Rebels survive double-overtime thriller

LA CRESCENTA — With an 11-point lead and under six minutes to play, all seemed right for the Flintridge Prep boys' basketball team.

The rest of the fourth quarter and two overtimes later, the Rebels were happy to escape with an 86-85 double-overtime win against Antelope Valley in the third-place contest of the Crescenta Valley Falcon Classic.

"Even though it shouldn't have been that close, we're still happy to get the win," said Prep senior center Kenyatta Smith, an all-tournament selection who had a team-high 25 points. "It was very tight at the end, but we pulled it out."

Jedrick Eugenio, who had 13 points, hit the game-winner on a jump shot, though it came with 1:05 still to go in the second overtime. Thereafter, neither team could convert, with Prep missing four free throws in the final minute, while Antelope Valley had one last shot when Lorenzo Goines, who had 23 points, was fouled and went to the line with 0:00.8 remaining and his team trailing, 86-84. Goines missed his first attempt, though, and the Rebels held on.

"Free-throw shooting has been our Achilles' heel all year," said Rebels Coach Garrett O'Hara. "It's important and we had opportunities to close it out and we didn't. Good thing we were able to do some things defensively and they didn't make their [free throws] either."

A Smith layin followed by a Kory Hamane jumper gave the Rebels (4-2) their biggest lead of the game at 68-57 early into the fourth quarter. But rather than serve as the beginning of the end for the Lopes (2-2), Hamane's bucket served as the precursor to a 15-2 Antelope Valley run that gave the Lopes a 72-70 lead with 1:53 remaining in the fourth period.

Antelope Valley had not led since late in the first quarter, but still came back time after time when the Rebels flirted with blowing the game out.

"They just kept coming back," Smith said. "We sort of dropped our intensity."

And dropped the ball when it came to the charity stripe, as the Rebels hit just 16 of 27 from the foul line.

Nevertheless, a three-pointer from freshman guard Robert Cartwright with 49 seconds to go in the fourth frame put the Rebels up again at 74-72. Cartwright hit seven threes on the night and had 23 points.

"He played very well for us all tournament," Prep Coach Garrett O'Hara said of his freshman. "He's talented."

But as had plagued the Rebels all game, they couldn't stop Travion Tucker, who had a game-high 29 points. Tucker tied the game with 33 seconds left at 74-74.

In the first overtime, Prep took a 76-74 lead on a Jordan Whaley layup, but the Lopes came back to lead 78-76 before a Smith jumper with 38 seconds left tied it once more.

Smith came up huge on the defensive end with a block on Tucker and Prep had a golden opportunity to go ahead when Hamane recovered the block and spotted a wide-open Cartwright on a fast break. Hamane's pass went awry, though, and an AV shot missed at the buzzer to send the game to double-overtime.
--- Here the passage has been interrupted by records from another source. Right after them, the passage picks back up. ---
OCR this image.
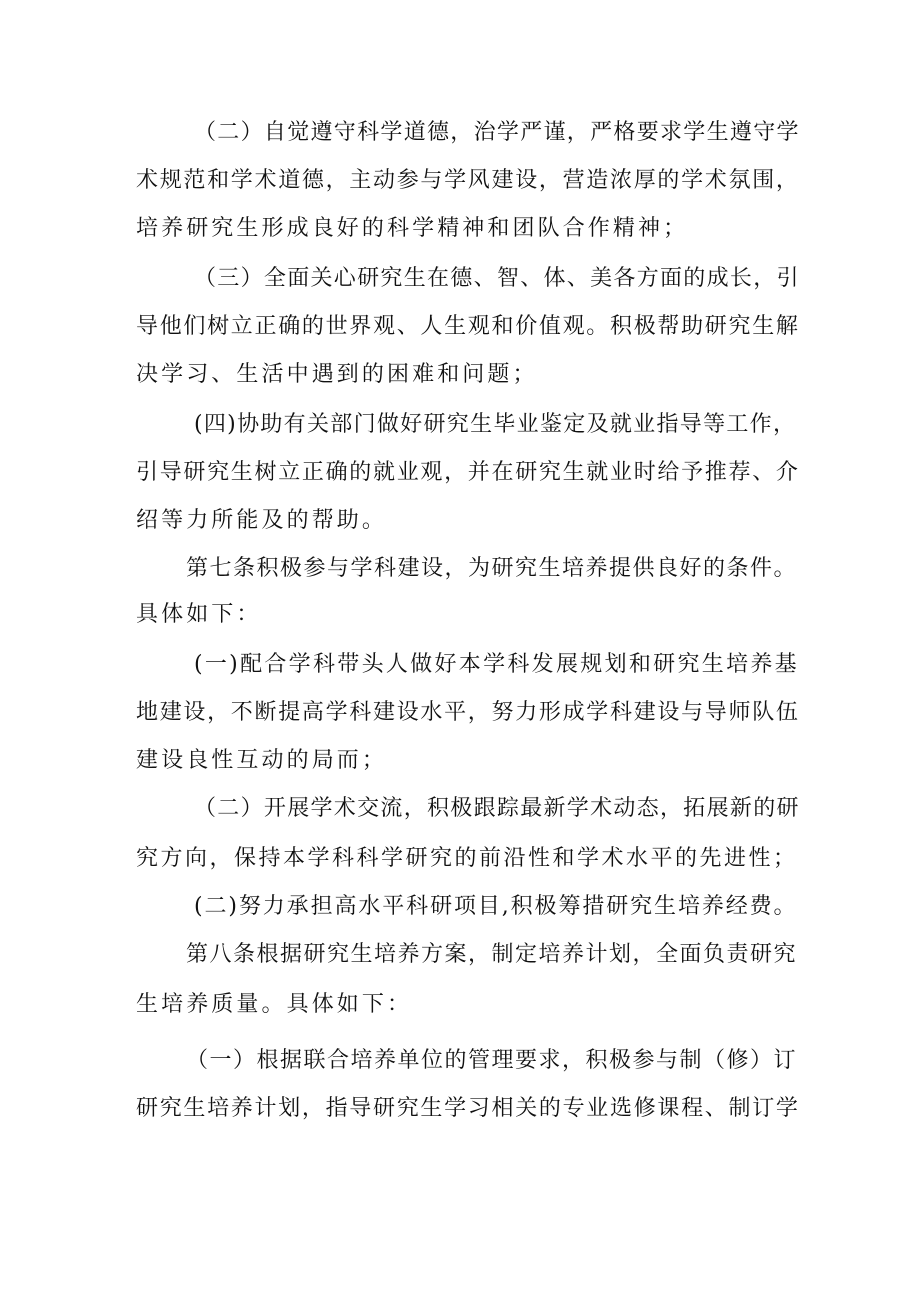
（二）自觉遵守科学道德，治学严谨，严格要求学生遵守学
术规范和学术道德，主动参与学风建设，营造浓厚的学术氛围，
培养研究生形成良好的科学精神和团队合作精神；
（三）全面关心研究生在德、智、体、美各方面的成长，引
导他们树立正确的世界观、人生观和价值观。积极帮助研究生解
决学习、生活中遇到的困难和问题；
(四)协助有关部门做好研究生毕业鉴定及就业指导等工作，
引导研究生树立正确的就业观，并在研究生就业时给予推荐、介
绍等力所能及的帮助。
第七条积极参与学科建设，为研究生培养提供良好的条件。
具体如下：
(一)配合学科带头人做好本学科发展规划和研究生培养基
地建设，不断提高学科建设水平，努力形成学科建设与导师队伍
建设良性互动的局而；
（二）开展学术交流，积极跟踪最新学术动态，拓展新的研
究方向，保持本学科科学研究的前沿性和学术水平的先进性；
(二)努力承担高水平科研项目,积极筹措研究生培养经费。
第八条根据研究生培养方案，制定培养计划，全面负责研究
生培养质量。具体如下：
（一）根据联合培养单位的管理要求，积极参与制（修）订
研究生培养计划，指导研究生学习相关的专业选修课程、制订学
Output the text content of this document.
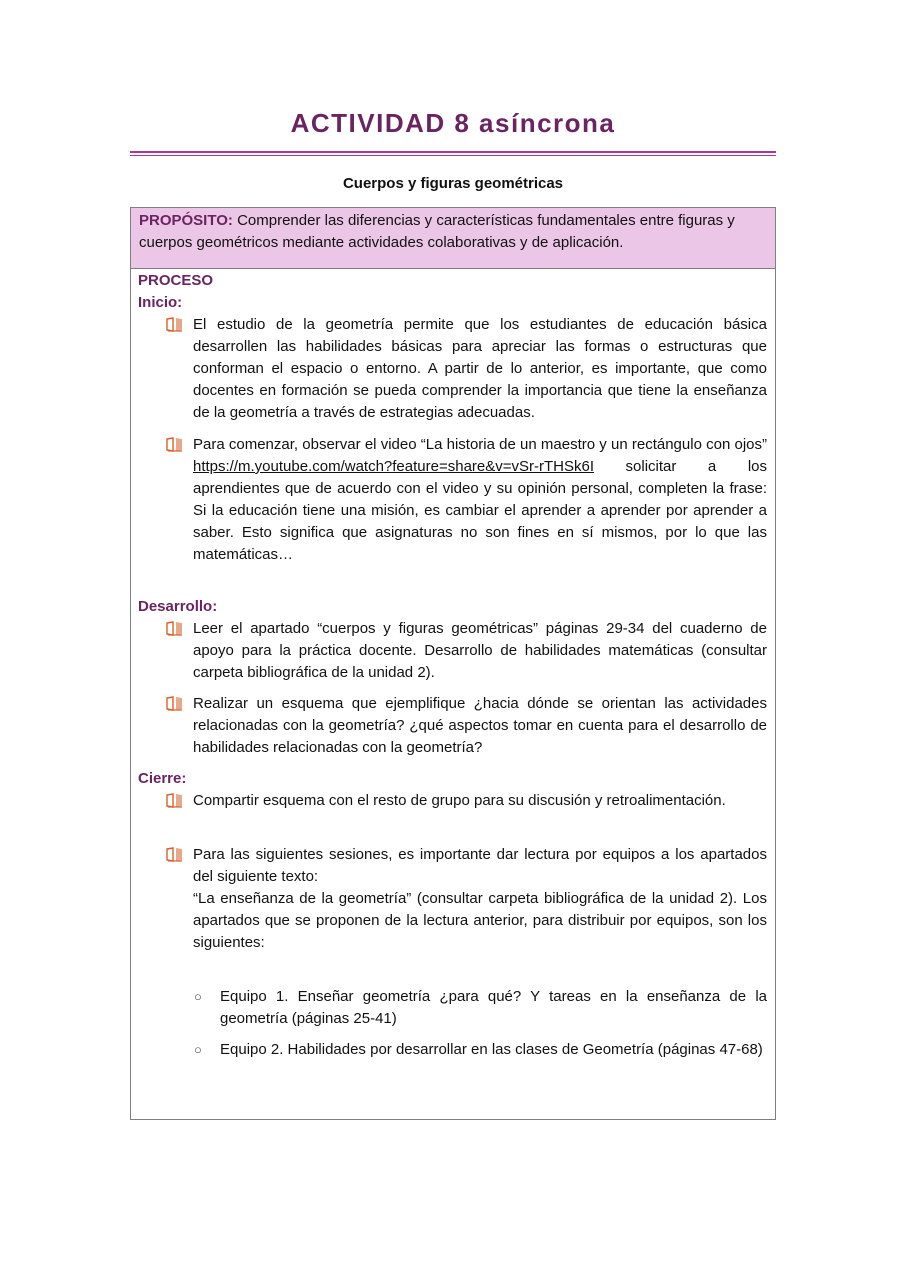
ACTIVIDAD 8 asíncrona
Cuerpos y figuras geométricas
PROPÓSITO: Comprender las diferencias y características fundamentales entre figuras y cuerpos geométricos mediante actividades colaborativas y de aplicación.
PROCESO
Inicio:
El estudio de la geometría permite que los estudiantes de educación básica desarrollen las habilidades básicas para apreciar las formas o estructuras que conforman el espacio o entorno. A partir de lo anterior, es importante, que como docentes en formación se pueda comprender la importancia que tiene la enseñanza de la geometría a través de estrategias adecuadas.
Para comenzar, observar el video “La historia de un maestro y un rectángulo con ojos” https://m.youtube.com/watch?feature=share&v=vSr-rTHSk6I solicitar a los aprendientes que de acuerdo con el video y su opinión personal, completen la frase: Si la educación tiene una misión, es cambiar el aprender a aprender por aprender a saber. Esto significa que asignaturas no son fines en sí mismos, por lo que las matemáticas…
Desarrollo:
Leer el apartado “cuerpos y figuras geométricas” páginas 29-34 del cuaderno de apoyo para la práctica docente. Desarrollo de habilidades matemáticas (consultar carpeta bibliográfica de la unidad 2).
Realizar un esquema que ejemplifique ¿hacia dónde se orientan las actividades relacionadas con la geometría? ¿qué aspectos tomar en cuenta para el desarrollo de habilidades relacionadas con la geometría?
Cierre:
Compartir esquema con el resto de grupo para su discusión y retroalimentación.
Para las siguientes sesiones, es importante dar lectura por equipos a los apartados del siguiente texto:
“La enseñanza de la geometría” (consultar carpeta bibliográfica de la unidad 2). Los apartados que se proponen de la lectura anterior, para distribuir por equipos, son los siguientes:
○ Equipo 1. Enseñar geometría ¿para qué? Y tareas en la enseñanza de la geometría (páginas 25-41)
○ Equipo 2. Habilidades por desarrollar en las clases de Geometría (páginas 47-68)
Prep looked to seize control at the onset, building an 84-78 lead, but once again the Lopes came back to tie it before Eugenio's game-winner.

The first quarter was a foreshadowing of the game's back-and-forth offensive showcase, as the Rebels emerged with a slight 23-18 lead after a six-point run ended the stanza. It was 41-39 at the half after the Rebels built a nine-point lead at one point, only to see the Lopes come back on the strength of five three-pointers in the quarter.

In the third, the Rebels began to pull away, ending the quarter with a 59-52 lead that swelled in the early stages of the fourth quarter before the Lopes managed their biggest comeback.

"We were like, what just happened," Smith said of his team's mindset after giving up the lead in the fourth, "we can't go out like this, we have to come back."

Whether the Rebels escaped, survived, or what have you, O'Hara believes his team should be better off for having experienced Friday's wild and wooly game.

"Credit our guys to come back and have the poise to pull it out," he said. "It's good to be in situations like this where you can look back on. … It builds confidence. That's why we play in tough tournaments."